If you flip on ESPN during the dog days of summer, odds are their lead segment will center on the Dallas Cowboys' Super Bowl chances. We all know how this works. No team in the NFL moves the needle more than the Cowboys, so those debates are often more about television than football.
After all, any mention of "Cowboys" and "Super Bowl" in the same breath over the last two years was impossible to take seriously. From keeping Mike McCarthy in a lame-duck year in 2024 to saddling Brian Schottenheimer with Matt Eberflus and trading Micah Parsons, Dallas projected unseriousness.
Incredibly, though, the tone surrounding Jerry Jones' team has turned on its head.

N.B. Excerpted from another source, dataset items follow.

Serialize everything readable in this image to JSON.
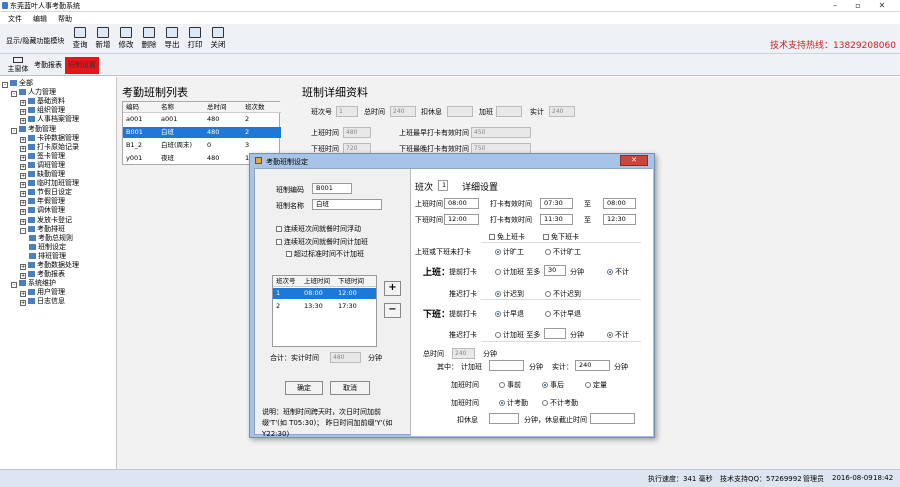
{
  "app": {
    "title": "东莞蓝叶人事考勤系统"
  },
  "menu": [
    "文件",
    "编辑",
    "帮助"
  ],
  "toolbar": {
    "toggle": "显示/隐藏功能模块",
    "query": "查询",
    "add": "新增",
    "edit": "修改",
    "delete": "删除",
    "export": "导出",
    "print": "打印",
    "close": "关闭",
    "hotline": "技术支持热线：13829208060"
  },
  "tabs": {
    "home": "主窗体",
    "report": "考勤报表",
    "shift": "班制设置"
  },
  "tree": [
    {
      "label": "全部",
      "level": 0,
      "exp": "-"
    },
    {
      "label": "人力管理",
      "level": 1,
      "exp": "-"
    },
    {
      "label": "基础资料",
      "level": 2,
      "exp": "+"
    },
    {
      "label": "组织管理",
      "level": 2,
      "exp": "+"
    },
    {
      "label": "人事档案管理",
      "level": 2,
      "exp": "+"
    },
    {
      "label": "考勤管理",
      "level": 1,
      "exp": "-"
    },
    {
      "label": "卡钟数据管理",
      "level": 2,
      "exp": "+"
    },
    {
      "label": "打卡原始记录",
      "level": 2,
      "exp": "+"
    },
    {
      "label": "签卡管理",
      "level": 2,
      "exp": "+"
    },
    {
      "label": "调班管理",
      "level": 2,
      "exp": "+"
    },
    {
      "label": "缺勤管理",
      "level": 2,
      "exp": "+"
    },
    {
      "label": "临时加班管理",
      "level": 2,
      "exp": "+"
    },
    {
      "label": "节假日设定",
      "level": 2,
      "exp": "+"
    },
    {
      "label": "年假管理",
      "level": 2,
      "exp": "+"
    },
    {
      "label": "调休管理",
      "level": 2,
      "exp": "+"
    },
    {
      "label": "发放卡登记",
      "level": 2,
      "exp": "+"
    },
    {
      "label": "考勤排班",
      "level": 2,
      "exp": "-"
    },
    {
      "label": "考勤总规则",
      "level": 3,
      "exp": ""
    },
    {
      "label": "班制设定",
      "level": 3,
      "exp": ""
    },
    {
      "label": "排班管理",
      "level": 3,
      "exp": ""
    },
    {
      "label": "考勤数据处理",
      "level": 2,
      "exp": "+"
    },
    {
      "label": "考勤报表",
      "level": 2,
      "exp": "+"
    },
    {
      "label": "系统维护",
      "level": 1,
      "exp": "-"
    },
    {
      "label": "用户管理",
      "level": 2,
      "exp": "+"
    },
    {
      "label": "日志信息",
      "level": 2,
      "exp": "+"
    }
  ],
  "list": {
    "title": "考勤班制列表",
    "headers": [
      "编码",
      "名称",
      "总时间",
      "班次数"
    ],
    "rows": [
      [
        "a001",
        "a001",
        "480",
        "2"
      ],
      [
        "B001",
        "白班",
        "480",
        "2"
      ],
      [
        "B1_2",
        "白班(周末)",
        "0",
        "3"
      ],
      [
        "y001",
        "夜班",
        "480",
        "1"
      ]
    ]
  },
  "detail": {
    "title": "班制详细资料",
    "shift_no": "班次号",
    "shift_no_val": "1",
    "total_time": "总时间",
    "total_val": "240",
    "deduct": "扣休息",
    "overtime": "加班",
    "actual": "实计",
    "actual_val": "240",
    "on_time": "上班时间",
    "on_val": "480",
    "on_earliest": "上班最早打卡有效时间",
    "on_earliest_val": "450",
    "off_time": "下班时间",
    "off_val": "720",
    "off_latest": "下班最晚打卡有效时间",
    "off_latest_val": "750"
  },
  "dialog": {
    "title": "考勤班制设定",
    "code_label": "班制编码",
    "code": "B001",
    "name_label": "班制名称",
    "name": "白班",
    "chk1": "连续班次间就餐时间浮动",
    "chk2": "连续班次间就餐时间计加班",
    "chk3": "超过标准时间不计加班",
    "inner_headers": [
      "班次号",
      "上班时间",
      "下班时间"
    ],
    "inner_rows": [
      [
        "1",
        "08:00",
        "12:00"
      ],
      [
        "2",
        "13:30",
        "17:30"
      ]
    ],
    "plus": "+",
    "minus": "−",
    "total_label": "合计：实计时间",
    "total_val": "480",
    "minute": "分钟",
    "ok": "确定",
    "cancel": "取消",
    "note": "说明：班制时间跨天时，次日时间加前缀'T'(如  T05:30)；  昨日时间加前缀'Y'(如  Y22:30)",
    "r": {
      "shift": "班次",
      "shift_num": "1",
      "detail": "详细设置",
      "on": "上班时间",
      "on_val": "08:00",
      "off": "下班时间",
      "off_val": "12:00",
      "on_valid": "打卡有效时间",
      "on_valid_from": "07:30",
      "to": "至",
      "on_valid_to": "08:00",
      "off_valid": "打卡有效时间",
      "off_valid_from": "11:30",
      "off_valid_to": "12:30",
      "free_on": "免上班卡",
      "free_off": "免下班卡",
      "miss": "上班或下班未打卡",
      "miss_a": "计旷工",
      "miss_b": "不计旷工",
      "on_hdr": "上班：",
      "early_in": "提前打卡",
      "ot_in": "计加班",
      "ot_in_more": "至多",
      "ot_in_val": "30",
      "min": "分钟",
      "no_count": "不计",
      "late_in": "推迟打卡",
      "late_a": "计迟到",
      "late_b": "不计迟到",
      "off_hdr": "下班：",
      "early_out": "提前打卡",
      "early_a": "计早退",
      "early_b": "不计早退",
      "late_out": "推迟打卡",
      "ot_out": "计加班",
      "ot_out_more": "至多",
      "total": "总时间",
      "total_val": "240",
      "minute": "分钟",
      "among": "其中：",
      "ot": "计加班",
      "actual": "实计：",
      "actual_val": "240",
      "ot_time": "加班时间",
      "before": "事前",
      "after": "事后",
      "fixed": "定量",
      "ot_time2": "加班时间",
      "count_a": "计考勤",
      "count_b": "不计考勤",
      "deduct": "扣休息",
      "rest_deadline": "分钟，休息截止时间"
    }
  },
  "status": {
    "speed": "执行速度：341  毫秒",
    "qq": "技术支持QQ：57269992",
    "user": "管理员",
    "date": "2016-08-09",
    "time": "18:42"
  }
}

And every bit of it is deserved.
In a recent column, FanSided insider Jason La Canfora spoke to former NFL general manager Marty Hurney and several personnel executives who all think Dallas should be taken seriously in Super Bowl conversations.

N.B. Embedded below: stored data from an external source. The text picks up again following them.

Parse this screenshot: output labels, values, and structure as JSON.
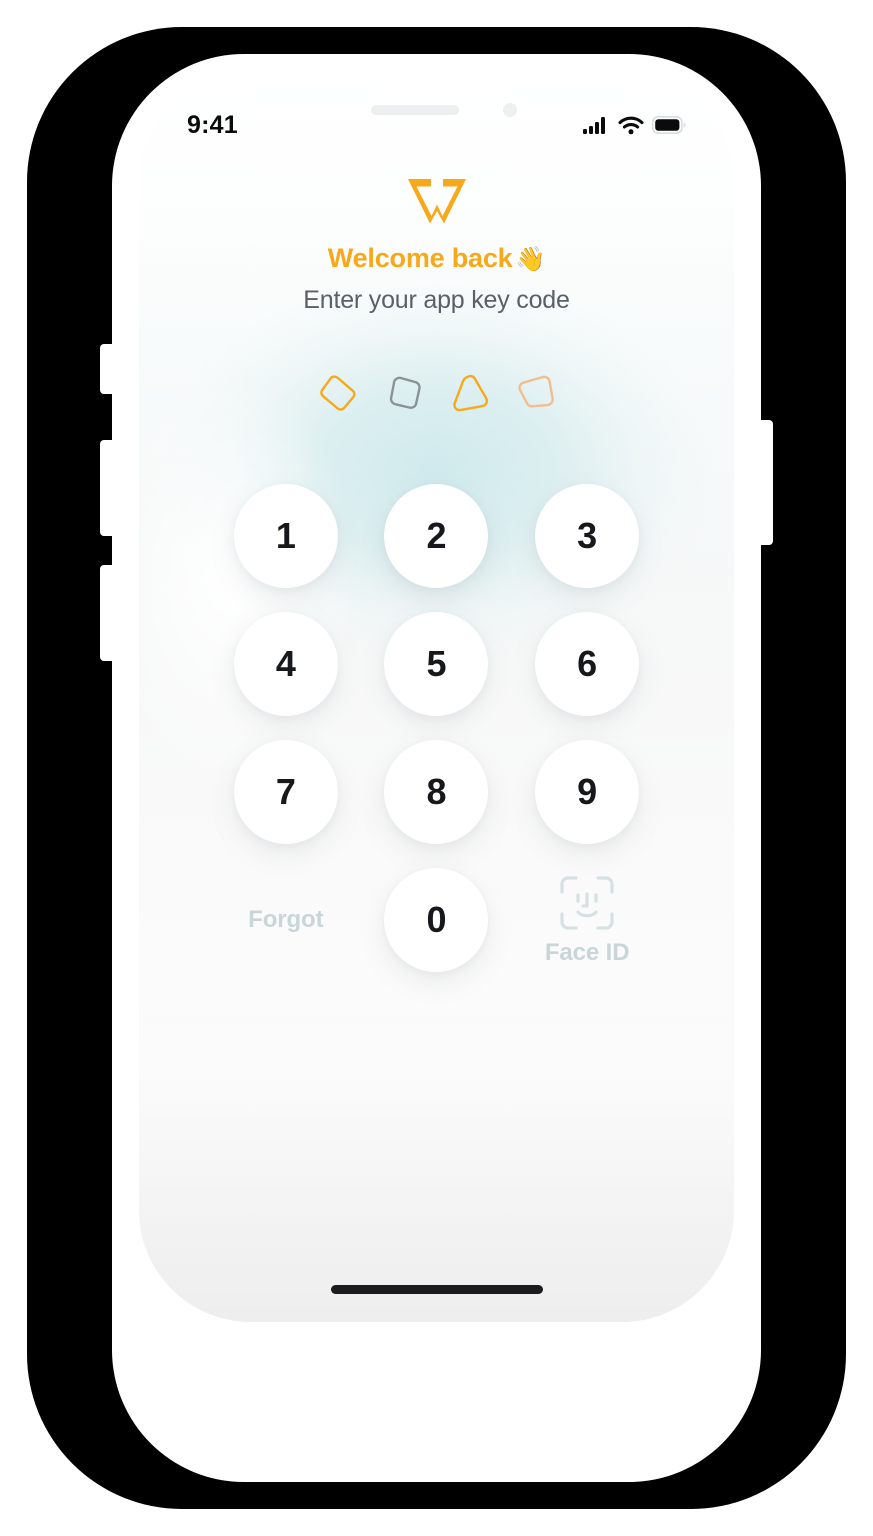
{
  "device": {
    "frame_color": "#000000",
    "bezel_color": "#ffffff"
  },
  "status_bar": {
    "time": "9:41",
    "icons": [
      "cellular-signal-icon",
      "wifi-icon",
      "battery-icon"
    ],
    "battery_level": 100
  },
  "brand": {
    "logo_name": "w-logo",
    "logo_color": "#F7A81B"
  },
  "header": {
    "title": "Welcome back",
    "title_emoji": "👋",
    "title_color": "#F7A81B",
    "subtitle": "Enter your app key code",
    "subtitle_color": "#5b6066"
  },
  "pin_indicator": {
    "count": 4,
    "filled": 0,
    "shapes": [
      {
        "name": "blob-square-rotated",
        "color": "#F7A81B"
      },
      {
        "name": "blob-square-soft",
        "color": "#8a9296"
      },
      {
        "name": "blob-triangle",
        "color": "#F7A81B"
      },
      {
        "name": "blob-teardrop",
        "color": "#F0BE90"
      }
    ]
  },
  "keypad": {
    "keys": [
      {
        "label": "1",
        "name": "key-1"
      },
      {
        "label": "2",
        "name": "key-2"
      },
      {
        "label": "3",
        "name": "key-3"
      },
      {
        "label": "4",
        "name": "key-4"
      },
      {
        "label": "5",
        "name": "key-5"
      },
      {
        "label": "6",
        "name": "key-6"
      },
      {
        "label": "7",
        "name": "key-7"
      },
      {
        "label": "8",
        "name": "key-8"
      },
      {
        "label": "9",
        "name": "key-9"
      },
      {
        "label": "0",
        "name": "key-0"
      }
    ],
    "digit_color": "#17181b",
    "key_background": "#ffffff"
  },
  "actions": {
    "forgot_label": "Forgot",
    "faceid_label": "Face ID",
    "faceid_icon": "face-id-icon",
    "muted_color": "#c9d6d8"
  },
  "background": {
    "glow_color": "#cee9ec",
    "base_color": "#ffffff"
  }
}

“I think the Chargers and the Cowboys are the two most improved teams in the league, for me, as far as moving up to a position where they could really win the whole thing," Hurney told La Canfora. "They both have the QB and they have that QB-head coach combination and they have had a great offseason and the Cowboys have really built up that defense extremely well. I think Jerry has done a heck of a job this year.”
The Dallas Cowboys have legitimate Super Bowl believers across the NFL
Jerry Jones has his flaws -- Lord knows he has plenty of them -- but can we take a moment to appreciate the job he's done this offseason? So often the face of dysfunction, Jones has overseen a drama-free, transformative offseason in Dallas.

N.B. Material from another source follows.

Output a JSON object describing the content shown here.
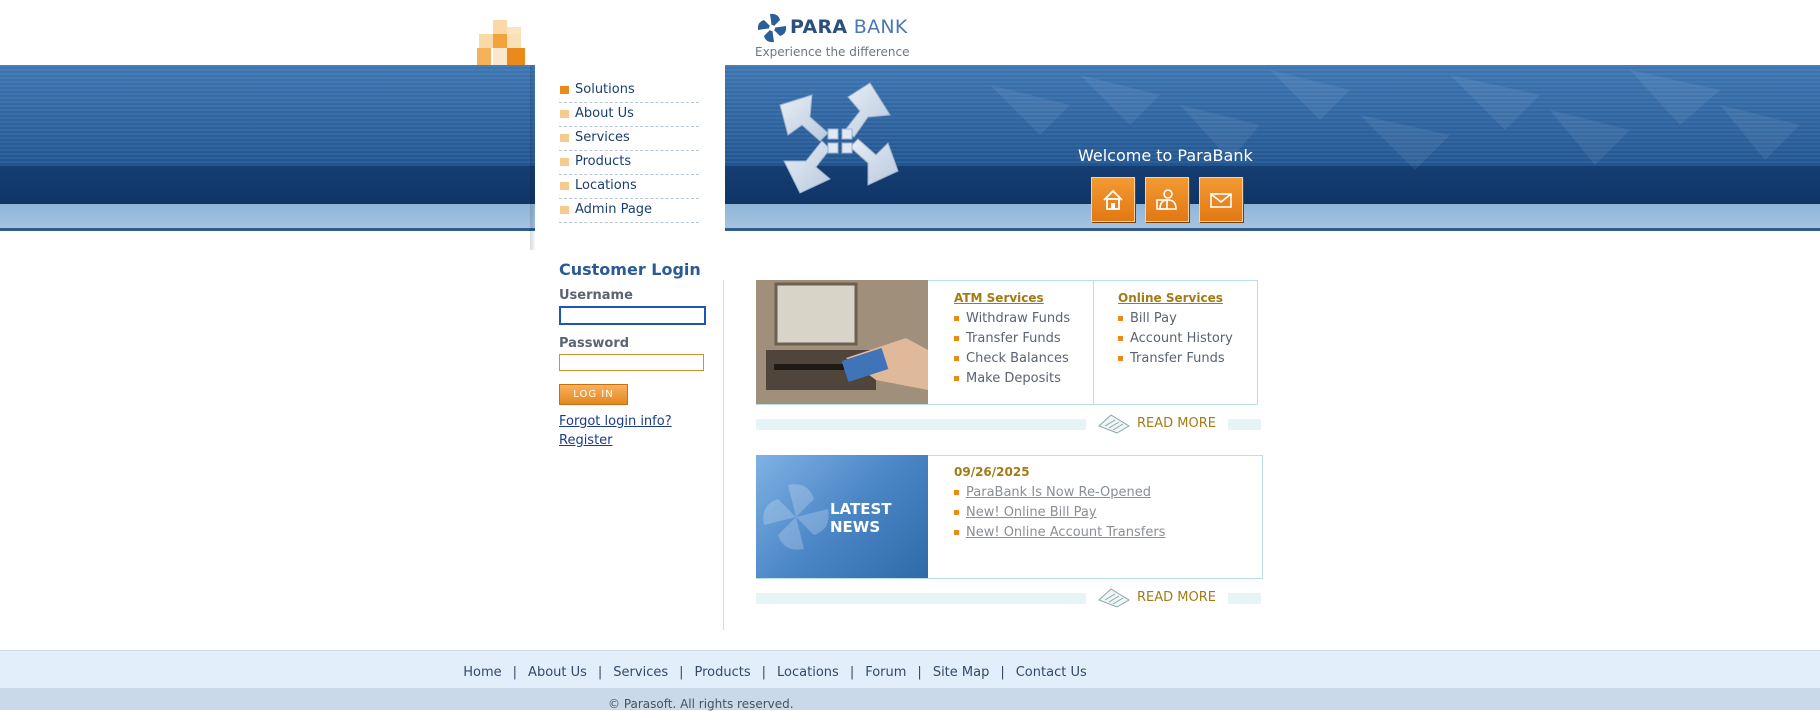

Brian Schottenheimer deserves most of the credit for landing Christian Parker, but Jones deserves credit for resisting his usual instincts. He admitted the Matt Eberflus experiment flopped, stepped aside, and let Schottenheimer handpick the youngest defensive coordinator in franchise history, whom the league widely regards as a future head coach.
Speaking of head coaches, one longtime personnel exec believes the Cowboys have the right one.
“The head coach answered a lot of questions last year," the exec told La Canfora "He had to deal with all of bullshit going back to last summer [Micah Parsons dealt and more contract unrest], and he shut a lot of people up. Including me.”
Beyond Parker, the Cowboys didn't drag out George Pickens' franchise tag, and they were quick to announce that they wouldn't be negotiating an extension this offseason. Old Jerry would have left that open-ended, fueling an endless cycle of rumors and manufactured drama. At long last, the 83-year-old picked clarity and normalcy over chaos.
La Canfora is a believer, too.
Like a lot of Cowboys fans, he's loving that Dallas has "gone deep under the radar all spring and summer. When was the last time you could say that about this team?
"Maybe Jerry is just distracted from counting all that FIFA money that is pouring into his stadium, but I find myself compelled to actually buy into the Cowboys being truly, potentially, relevant more than I have in a long, long time," La Canfora wrote.
A lot has to go right for the Cowboys to end up in the Super Bowl, but they can get into the dance behind their offense. If Christian Parker's group hits its stride late in the year, Dallas will be as tough an out as any team in the NFC.
They may fall short of reaching the Super Bowl, but for the first time in a long time, the Cowboys feel like a team worth believing in.